Toutefois, gare aux conclusions hâtives! Ce type de soulier ne bénéficie peut-être pas à tout le monde. Comme on l’a vu plus haut, les améliorations apparaissent proportionnellement avec la vitesse de course, excluant temporairement une population de coureurs qui ne vise pas la performance à tout coup… Le paradoxe étant que c’est aussi cette population de coureurs qui, historiquement, va naturellement vers les chaussures traditionnelles.

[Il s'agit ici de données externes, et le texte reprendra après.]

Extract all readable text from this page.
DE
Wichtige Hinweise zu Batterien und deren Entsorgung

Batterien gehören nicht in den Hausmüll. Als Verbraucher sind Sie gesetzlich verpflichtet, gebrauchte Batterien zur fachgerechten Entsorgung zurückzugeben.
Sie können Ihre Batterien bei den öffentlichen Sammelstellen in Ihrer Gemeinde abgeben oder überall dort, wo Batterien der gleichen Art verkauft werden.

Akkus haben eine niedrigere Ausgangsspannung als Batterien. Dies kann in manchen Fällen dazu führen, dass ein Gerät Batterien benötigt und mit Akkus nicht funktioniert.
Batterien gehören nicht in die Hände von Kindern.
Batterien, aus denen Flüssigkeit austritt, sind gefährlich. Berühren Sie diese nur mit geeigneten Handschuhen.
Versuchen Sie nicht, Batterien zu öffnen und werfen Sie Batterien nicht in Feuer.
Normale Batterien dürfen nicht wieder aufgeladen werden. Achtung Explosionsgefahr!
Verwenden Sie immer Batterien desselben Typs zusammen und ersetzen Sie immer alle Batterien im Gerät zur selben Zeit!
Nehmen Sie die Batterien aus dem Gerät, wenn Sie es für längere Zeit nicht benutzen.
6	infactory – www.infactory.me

Trouver sa place, entre technologies et convictions
À l’heure d’écrire ces lignes, les records continuent d’affluer. Même après la pluie de records aux JO de Tokyo13, les chaussures avec plaque de carbone continuent d’alimenter la polémique14. Cela ne semble pourtant pas faire tiquer les athlètes, qui y voient un matériel comme les autres : « Ça ne me dérange pas, commente l’olympien Jimmy Gressier. Tout le monde les a aux pieds aujourd’hui, donc on se bat à armes égales ». Pas faux… Dans un domaine où la seule pièce d’équipement nécessaire est une paire de chaussures, difficile d’admettre que tout un chacun ne puisse pas s’en procurer une paire…
Cependant, on conviendra que cela impose un nouveau standard – porter des souliers à tiges de carbone – ce qui n’est pas nécessairement plébiscité (ni souhaité) à tous les niveaux de pratique. Tenter de modifier sa posture et s’exposer aux potentielles blessures d’usure liées à cette adaptation, tout cela dans l’unique but de « se mettre à égalité avec les autres », ne désavantage-t-il pas le coureur vis à vis des autres?
Le débat est ouvert…
Par : Ariane Patenaude, B.Sc Kinésiologie
*L’utilisation du masculin dans le texte vise à alléger celui-ci.